Clearly, the flaw in each sort of thinking is similar. Whereas rigid creationists are focused on fixing and pinning down a living faith in a strict definition with no room for change or additional comprehension, fixated Atheists are similarly focused on "proving" a negative. A true rationalist might call him or herself a "changeist." A true scientific textbook for students would encourage them toward positive investigation and questioning at all times. We are never going to know it all, and the biggest blinder that human beings have is their own ego, or their own intellectual limitations. All those scientific "mistakes" or wrong paths - they are coming from the same mentality that gave Galileo a hard time. There was solid evidence at Monte Verde in Chile for years that there were native peoples in the New World long before the "Clovis" people - and the French female scientists working there were humiliated and denigrated out of all proportion to their - correct, and beneficial, work. This is the RULE, not the exception. By applying the same sort of thinking to religious beliefs, progress can hardly be made.

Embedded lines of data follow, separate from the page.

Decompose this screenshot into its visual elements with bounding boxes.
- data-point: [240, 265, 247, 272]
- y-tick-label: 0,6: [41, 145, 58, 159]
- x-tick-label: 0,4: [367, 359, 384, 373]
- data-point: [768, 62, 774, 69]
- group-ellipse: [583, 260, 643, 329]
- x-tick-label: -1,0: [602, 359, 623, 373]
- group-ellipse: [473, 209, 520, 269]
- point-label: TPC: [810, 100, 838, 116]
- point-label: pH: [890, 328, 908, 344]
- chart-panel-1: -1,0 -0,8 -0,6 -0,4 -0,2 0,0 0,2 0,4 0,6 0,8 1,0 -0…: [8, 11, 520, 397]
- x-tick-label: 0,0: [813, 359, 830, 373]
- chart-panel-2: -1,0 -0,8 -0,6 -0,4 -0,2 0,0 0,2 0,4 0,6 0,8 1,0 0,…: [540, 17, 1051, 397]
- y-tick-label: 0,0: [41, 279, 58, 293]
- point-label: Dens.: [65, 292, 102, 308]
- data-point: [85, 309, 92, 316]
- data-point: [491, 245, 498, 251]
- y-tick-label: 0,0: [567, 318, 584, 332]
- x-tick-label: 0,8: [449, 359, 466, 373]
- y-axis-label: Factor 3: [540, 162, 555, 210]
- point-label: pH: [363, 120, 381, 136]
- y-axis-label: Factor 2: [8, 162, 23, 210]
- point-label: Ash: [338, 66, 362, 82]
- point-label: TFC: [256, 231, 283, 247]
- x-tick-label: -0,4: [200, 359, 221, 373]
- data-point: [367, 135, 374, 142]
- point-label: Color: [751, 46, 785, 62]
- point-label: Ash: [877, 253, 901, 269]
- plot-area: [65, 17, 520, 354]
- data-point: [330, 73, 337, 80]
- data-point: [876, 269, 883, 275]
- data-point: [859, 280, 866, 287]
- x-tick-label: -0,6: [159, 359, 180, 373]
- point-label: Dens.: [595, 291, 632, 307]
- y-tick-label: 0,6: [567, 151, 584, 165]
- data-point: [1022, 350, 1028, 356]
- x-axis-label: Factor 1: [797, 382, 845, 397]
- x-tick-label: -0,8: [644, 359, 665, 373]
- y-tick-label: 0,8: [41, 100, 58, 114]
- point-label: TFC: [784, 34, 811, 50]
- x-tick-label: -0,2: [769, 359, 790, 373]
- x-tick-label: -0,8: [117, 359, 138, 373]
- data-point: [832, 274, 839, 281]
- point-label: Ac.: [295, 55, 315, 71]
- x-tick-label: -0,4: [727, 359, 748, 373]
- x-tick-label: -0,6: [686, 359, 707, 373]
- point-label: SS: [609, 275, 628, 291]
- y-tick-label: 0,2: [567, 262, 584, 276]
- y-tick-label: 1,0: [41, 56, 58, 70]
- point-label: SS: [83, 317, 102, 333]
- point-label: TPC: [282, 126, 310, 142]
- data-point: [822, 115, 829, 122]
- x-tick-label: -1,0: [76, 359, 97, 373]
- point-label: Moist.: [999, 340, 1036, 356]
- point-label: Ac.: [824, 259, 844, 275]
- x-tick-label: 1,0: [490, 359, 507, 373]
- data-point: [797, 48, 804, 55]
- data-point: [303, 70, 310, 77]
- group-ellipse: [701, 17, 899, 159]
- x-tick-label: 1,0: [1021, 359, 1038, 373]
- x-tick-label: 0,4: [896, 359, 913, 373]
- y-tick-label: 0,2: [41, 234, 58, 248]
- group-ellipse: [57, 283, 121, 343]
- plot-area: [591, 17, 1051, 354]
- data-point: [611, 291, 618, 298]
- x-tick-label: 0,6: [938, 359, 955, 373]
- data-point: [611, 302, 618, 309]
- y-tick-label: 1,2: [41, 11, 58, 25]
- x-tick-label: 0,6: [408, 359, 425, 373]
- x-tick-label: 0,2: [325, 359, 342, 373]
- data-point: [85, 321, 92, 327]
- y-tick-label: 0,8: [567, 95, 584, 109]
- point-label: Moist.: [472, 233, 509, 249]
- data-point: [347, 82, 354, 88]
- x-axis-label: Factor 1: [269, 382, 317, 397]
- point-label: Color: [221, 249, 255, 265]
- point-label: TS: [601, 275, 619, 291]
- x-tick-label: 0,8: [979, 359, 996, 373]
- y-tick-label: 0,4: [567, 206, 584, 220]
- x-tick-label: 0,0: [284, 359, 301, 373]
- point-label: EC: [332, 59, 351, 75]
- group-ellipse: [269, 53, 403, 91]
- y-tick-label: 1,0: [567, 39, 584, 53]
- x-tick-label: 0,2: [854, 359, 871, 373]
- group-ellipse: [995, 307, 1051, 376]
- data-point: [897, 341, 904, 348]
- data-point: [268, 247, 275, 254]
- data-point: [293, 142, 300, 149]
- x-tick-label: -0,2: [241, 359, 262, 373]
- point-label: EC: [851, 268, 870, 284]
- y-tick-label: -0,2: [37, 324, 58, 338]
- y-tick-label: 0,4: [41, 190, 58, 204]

And, according to this most excellent book, The Survivor's Club by Ben Sherwood, Dr. Harold Koenig at Duke University Medical Center has discovered evidence that people of ANY religious faith who regularly attend services live as much as seven years longer, on average, than those who do not have firm religious convictions. Dr. Koenig, a man of religious faith, makes it clear that his studies do not mean that "God is preserving the life" of those who believe and/or observe religious practices. There are numerous physical and mental health benefits associated with the actions related to religious practice - real and quantifiable - that appear to be related to these results. You see, there is one great basic in all religious traditions, Eastern and Western, with which I am familiar. Each teaches us that we are not alone. It teaches us that we are part of something greater than our own lonely, individual selves. This, in my way of thinking, automatically encourages a feeling of respect for the world around me, and helps me to understand that my own individual concerns are not where the world begins, and stops, turning. It makes it easy for me to be an environmentalist, for I understand that it is not my place to despoil and destroy the world in which I live - a simple concept that most animals also innately abide by (Bears do defecate in the woods, but they sure don't sleep in it). It makes it simple for me to accept and admire others who are different from me, because I can see that we are all part of a much larger, greater creation.
Science, and what some feel is akin to "intelligent design" shows us the same type of thinking - so much broader than our individual prejudices - about growth, change, acceptance and giving. So there is little wonder I would fight angry, negative, destructive Atheists. They defend neither science nor nature, and do nothing but discredit upon themselves and others.